Un main bien manucurée posée à plat sur un sac Chanel dont on peut admirer le détail couture, voir même en sentir le cuir tant que l’image « sous verre » consultée sur l’écran tactile est palpable. Au majeur et à l’annulaire, deux magnifiques bagues de la collection joaillière maison, Cococrush. Le fermoir du sac en forme de double C signe l’image d’un logo, sans donner l’impression d’y voir là une publicité, sinon un instant précieux. Oui, nous sommes bien dans les traditionnels codes du luxe papier glacé mais il y a dans le visuel un « je ne sais quoi » qui tend à penser que la photographie n’a pas été retouchée sous Photoshop, ni même subit la moindre transformation dû à un des nombreux filtres que propose l’application. La lumière est très belle, paraît naturelle, sans artifices. Le set est soigné mais semble pris dans le quotidien ordinaire d’une femme extraordinaire. Une femme Chanel, dont la légende évoque une pensée secrète et intime, pulsionnelle : I need it. I need it. I need it. I need it. I need it. Suivi du hashtag #CocoObsession et du crédit photo : Caroline de Maigret, mannequin français à la carrière internationale, qui a également crée son label de musique.

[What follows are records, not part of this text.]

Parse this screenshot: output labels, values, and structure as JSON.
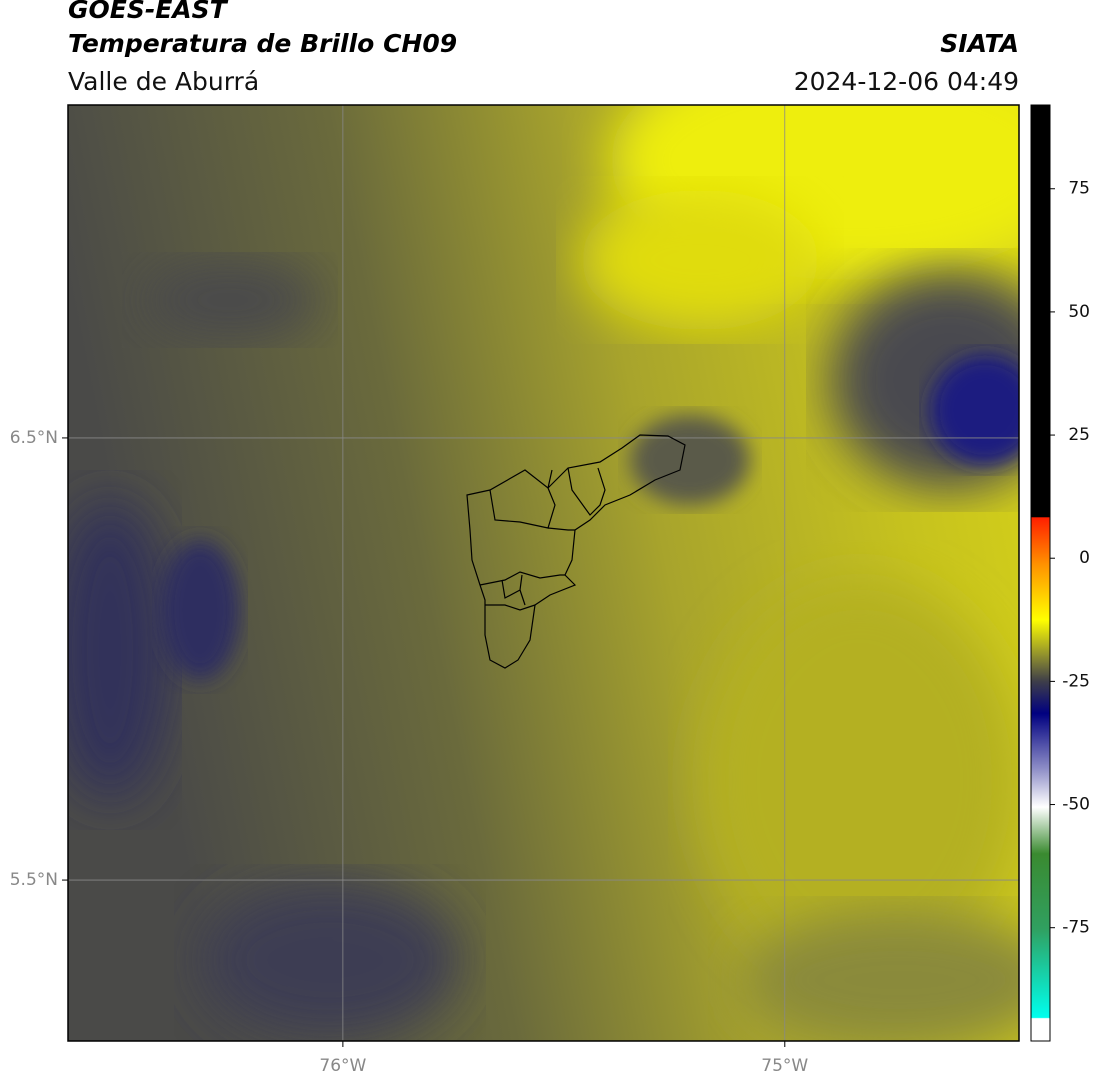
{
  "header": {
    "title": "GOES-EAST",
    "subtitle": "Temperatura de Brillo CH09",
    "region": "Valle de Aburrá",
    "source": "SIATA",
    "datetime": "2024-12-06 04:49"
  },
  "map": {
    "xlim": [
      -76.622,
      -74.47
    ],
    "ylim": [
      5.136,
      7.253
    ],
    "xticks": [
      {
        "value": -76,
        "label": "76°W"
      },
      {
        "value": -75,
        "label": "75°W"
      }
    ],
    "yticks": [
      {
        "value": 6.5,
        "label": "6.5°N"
      },
      {
        "value": 5.5,
        "label": "5.5°N"
      }
    ],
    "grid": true
  },
  "colorbar": {
    "lim": [
      -98,
      92
    ],
    "ticks": [
      75,
      50,
      25,
      0,
      -25,
      -50,
      -75
    ]
  }
}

Autrement dit, une ambassadrice élue ou lapin blanc de circonstance, à qui l’on a confié provisoirement les clés du compte Instagram maison. Neuf cases, neuf moments dans la vie de cette femme initiée à la marque, mais évoluant dans son environnement : entre intimité et exhibition, on ne sait plus très bien si c’est la mannequin qui pose où l’héroïne de l’histoire qui hésite dans l’essayage de ces nouvelles parures : or ou argent ? Une seule bague, ou plusieurs à la même main ? Différents éclairages sur la collection, différentes ambiances de lumières pour ponctuer avec des ellipses temporelles ce storytelling visuel proposé par la marque. L’objectif ici n’est pas transactuel, car Instagram n’est pas une plateforme e-commerce.

Le but de l’opération est de mettre en avant la collection #cococrush et de créer de la désirabilité auprès d’une nouvelle génération de clientes, mobiles et connectées. En tapotant 2 fois sur leurs écrans tactiles, elles « like » l’image consultée de façon compulsive, geste gratuit qui n’engage à rien, sinon le plaisir de montrer à la marque qu’on existe, d’une certaine façon sortir de l’anonymat.

Le fin mot de l’histoire, c’est que la photographie prise par le mannequin Caroline de Maigret commentée plus haut comptabilise 124 000 Likes, ce qui énorme en terme d’engagement qui plus est organique, sans aucune dépense en achat media. Quand on pense que certains magazines mode de niche se tirent à environ 100.000 exemplaires et qu’une simple page coûte une quinzaine de milliers d’euros, la comparaison n’est pas inintéressante. Autre fait marquant, la vidéo YouTube de la gamme CocoCrush très bien exécutée n’enregistre elle qu’un petit 37 000 vues, soit moitié moins que la moyenne de Likes observée sur le compte Instagram de Chanel, environ 70K. De plus, on ne parle pas d’impressions ou nombres de personnes qui ont été exposés à l’image comptée comme « vue » comme c’est le cas concernant la presse, on parle de like, c’est à dire concrètement d’un « clic » qui manifeste l’engagement de l’abonné pour le contenu consulté.